How else has Mughal design influenced your work?

The legacy of Mughal design has played out in my contemporary designs, in particular, with portrait-cut diamonds, which pay homage to Mughal’s high elegance and rich gem history. Favored by Mughal Emperor Shah Jahan, the portrait-cut diamond originally covered miniature paintings and were later used to make exquisite pieces of jewelry. They are among the earliest cut diamonds. Usually colorless, with a very high clarity grade, portrait-cut diamonds are flawless and incredibly sophisticated. 

Do you have a way to test a piece to judge on your own if it’s interesting enough to produce?

Let’s just say I am brutal. If I haven’t spent enough sleepless nights dreaming about a piece or an idea, it won’t see the light of day! I am my biggest critic.

What was the last thing that inspired you?

Recently the baroque edifice and interiors of the Royal Opera House in Mumbai inspired me.  This found light in a few of my pieces—Baroque Berries and a few others.

How did getting “picked up” by a few big auction houses change the trajectory of your career?

When I first began VAK, I sold largely one-on-one to a discreet and private clientele. A quiet buzz had spread about my work, largely word of mouth. I was lucky to have caught the eyes of auction houses like Sotheby’s, Phillips, and Saffronart early in my career. That set the ball rolling, and brought in an international and discerning audience.

What quality or qualities would you say your clientele all have in common?

My jewelry has always found art patrons. My client is sensitive to art, sculpture, and design. They have a highly evolved aesthetic and look at jewelry as a creation, an expression of an artist, not something to be assessed by size, weight, or price.  She wears jewelry to express herself. One piece is often enough. I believe art always finds its taker. 

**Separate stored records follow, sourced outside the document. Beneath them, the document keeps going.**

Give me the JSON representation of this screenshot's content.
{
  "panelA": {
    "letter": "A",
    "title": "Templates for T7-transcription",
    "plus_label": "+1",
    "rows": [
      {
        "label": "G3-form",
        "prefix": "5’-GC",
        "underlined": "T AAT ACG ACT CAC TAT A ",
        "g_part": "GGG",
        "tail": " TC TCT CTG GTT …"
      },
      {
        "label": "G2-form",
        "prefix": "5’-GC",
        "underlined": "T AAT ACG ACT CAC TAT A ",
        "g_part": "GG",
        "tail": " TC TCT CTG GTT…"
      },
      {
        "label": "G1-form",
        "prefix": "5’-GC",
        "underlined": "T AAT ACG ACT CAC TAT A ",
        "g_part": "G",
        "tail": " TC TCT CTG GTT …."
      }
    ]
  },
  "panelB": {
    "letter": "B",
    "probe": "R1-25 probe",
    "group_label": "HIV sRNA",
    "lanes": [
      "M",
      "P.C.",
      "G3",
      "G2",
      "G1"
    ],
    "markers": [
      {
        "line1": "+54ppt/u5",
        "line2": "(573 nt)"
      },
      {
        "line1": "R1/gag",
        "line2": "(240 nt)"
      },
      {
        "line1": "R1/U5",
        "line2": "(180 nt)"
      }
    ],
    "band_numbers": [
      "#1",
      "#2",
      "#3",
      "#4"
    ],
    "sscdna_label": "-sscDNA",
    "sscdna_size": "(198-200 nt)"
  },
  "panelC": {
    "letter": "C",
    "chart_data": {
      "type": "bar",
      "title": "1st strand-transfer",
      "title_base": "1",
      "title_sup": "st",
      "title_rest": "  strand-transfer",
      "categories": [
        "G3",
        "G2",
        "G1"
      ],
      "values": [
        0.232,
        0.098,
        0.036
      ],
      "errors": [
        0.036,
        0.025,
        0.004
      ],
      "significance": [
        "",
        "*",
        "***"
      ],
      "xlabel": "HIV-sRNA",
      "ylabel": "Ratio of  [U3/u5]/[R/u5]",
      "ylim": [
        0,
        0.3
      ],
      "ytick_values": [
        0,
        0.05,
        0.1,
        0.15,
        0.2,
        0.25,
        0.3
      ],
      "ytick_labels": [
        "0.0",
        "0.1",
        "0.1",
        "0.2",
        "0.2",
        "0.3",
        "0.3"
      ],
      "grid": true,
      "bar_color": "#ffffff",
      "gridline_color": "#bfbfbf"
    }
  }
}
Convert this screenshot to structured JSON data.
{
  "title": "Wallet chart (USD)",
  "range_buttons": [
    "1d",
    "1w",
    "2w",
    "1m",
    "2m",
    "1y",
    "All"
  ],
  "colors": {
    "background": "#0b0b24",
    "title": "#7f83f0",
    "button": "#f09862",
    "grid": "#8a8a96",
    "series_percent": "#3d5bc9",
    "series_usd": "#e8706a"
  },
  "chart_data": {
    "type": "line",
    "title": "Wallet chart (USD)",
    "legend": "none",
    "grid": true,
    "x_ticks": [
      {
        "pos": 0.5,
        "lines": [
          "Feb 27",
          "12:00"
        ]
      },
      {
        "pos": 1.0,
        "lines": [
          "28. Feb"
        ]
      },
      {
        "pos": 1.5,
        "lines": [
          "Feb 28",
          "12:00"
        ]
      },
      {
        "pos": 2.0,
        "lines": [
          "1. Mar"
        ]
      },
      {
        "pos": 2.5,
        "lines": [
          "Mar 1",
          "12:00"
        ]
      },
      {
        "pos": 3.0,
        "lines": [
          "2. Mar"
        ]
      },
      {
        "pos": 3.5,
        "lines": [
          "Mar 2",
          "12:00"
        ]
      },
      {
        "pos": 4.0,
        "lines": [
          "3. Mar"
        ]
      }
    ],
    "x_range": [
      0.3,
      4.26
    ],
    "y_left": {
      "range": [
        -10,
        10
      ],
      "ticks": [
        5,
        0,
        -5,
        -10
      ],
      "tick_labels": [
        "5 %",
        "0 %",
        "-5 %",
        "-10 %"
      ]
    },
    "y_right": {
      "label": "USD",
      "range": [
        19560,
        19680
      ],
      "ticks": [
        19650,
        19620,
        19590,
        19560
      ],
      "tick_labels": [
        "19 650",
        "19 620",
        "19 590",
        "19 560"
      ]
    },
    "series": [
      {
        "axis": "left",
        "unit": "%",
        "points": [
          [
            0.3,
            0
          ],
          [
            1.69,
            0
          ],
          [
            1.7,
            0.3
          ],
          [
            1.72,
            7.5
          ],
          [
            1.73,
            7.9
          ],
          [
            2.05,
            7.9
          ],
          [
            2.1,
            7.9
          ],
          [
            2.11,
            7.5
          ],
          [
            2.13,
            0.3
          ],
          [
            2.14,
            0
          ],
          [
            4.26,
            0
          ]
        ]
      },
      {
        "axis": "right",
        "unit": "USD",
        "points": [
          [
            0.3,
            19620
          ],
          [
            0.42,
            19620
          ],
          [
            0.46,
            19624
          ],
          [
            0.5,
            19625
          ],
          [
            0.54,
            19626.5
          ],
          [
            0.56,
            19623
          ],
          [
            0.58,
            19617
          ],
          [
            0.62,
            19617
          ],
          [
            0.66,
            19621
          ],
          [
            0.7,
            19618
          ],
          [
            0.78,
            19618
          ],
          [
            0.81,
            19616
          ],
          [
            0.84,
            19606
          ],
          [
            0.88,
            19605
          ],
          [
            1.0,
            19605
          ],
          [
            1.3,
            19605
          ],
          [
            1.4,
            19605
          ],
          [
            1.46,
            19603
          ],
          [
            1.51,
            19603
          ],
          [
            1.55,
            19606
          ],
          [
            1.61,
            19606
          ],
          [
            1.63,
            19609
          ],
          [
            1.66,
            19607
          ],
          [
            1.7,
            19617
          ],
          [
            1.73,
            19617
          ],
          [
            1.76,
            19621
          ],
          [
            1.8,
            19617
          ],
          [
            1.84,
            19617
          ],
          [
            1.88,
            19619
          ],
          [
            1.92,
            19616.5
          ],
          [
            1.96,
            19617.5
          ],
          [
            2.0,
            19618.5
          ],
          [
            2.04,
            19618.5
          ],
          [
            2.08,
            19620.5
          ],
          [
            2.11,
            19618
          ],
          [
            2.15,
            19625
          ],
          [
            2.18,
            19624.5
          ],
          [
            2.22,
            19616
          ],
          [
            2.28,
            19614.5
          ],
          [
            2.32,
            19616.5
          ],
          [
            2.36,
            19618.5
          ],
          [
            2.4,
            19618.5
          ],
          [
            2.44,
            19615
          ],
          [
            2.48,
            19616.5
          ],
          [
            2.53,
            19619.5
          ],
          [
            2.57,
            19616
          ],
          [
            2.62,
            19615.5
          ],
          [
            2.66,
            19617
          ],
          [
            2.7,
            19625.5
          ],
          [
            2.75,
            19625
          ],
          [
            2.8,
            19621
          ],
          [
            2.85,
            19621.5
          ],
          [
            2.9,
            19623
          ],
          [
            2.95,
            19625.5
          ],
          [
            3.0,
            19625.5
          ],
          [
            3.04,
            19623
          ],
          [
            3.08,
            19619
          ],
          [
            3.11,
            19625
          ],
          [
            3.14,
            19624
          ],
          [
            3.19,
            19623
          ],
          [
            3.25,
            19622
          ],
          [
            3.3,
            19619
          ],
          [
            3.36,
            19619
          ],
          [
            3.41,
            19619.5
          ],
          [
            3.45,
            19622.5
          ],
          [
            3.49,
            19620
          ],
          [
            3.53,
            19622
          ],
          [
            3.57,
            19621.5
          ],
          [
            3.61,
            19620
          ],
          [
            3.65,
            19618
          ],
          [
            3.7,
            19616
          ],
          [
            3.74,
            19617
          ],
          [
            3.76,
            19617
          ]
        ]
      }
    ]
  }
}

Your settings are remarkable in that they are so often nearly imperceptible. How difficult is achieving such a look? 

I experiment with maverick metallurgy to give the pieces a very organic, sculptural look. Much like a painting, my pieces are a seamless canvas of floating gemstones with minimal metal to highlight the carnal beauty and boldness of the stones. 

What gemstone are you most into at the moment?

I work with important and rare stones such as Columbian emeralds, Burmese rubies and spinels, and, of course, diamonds. Often the brilliance of a gemstone inspires me to create an expression around it. I like to think my pieces are intelligent…. that they have a point of view. Portrait-cut diamonds are a personal favorite of mine. Like slivers of magic, these shards of diamonds are an exercise in pure precision, and flirt with elegance and romance. Gemstones are like living beings—intelligent and emotional.  

In what ways do you challenge yourself to make more and more beautiful objects?

Constant observation. Constant research. I am always on the quest to be inspired.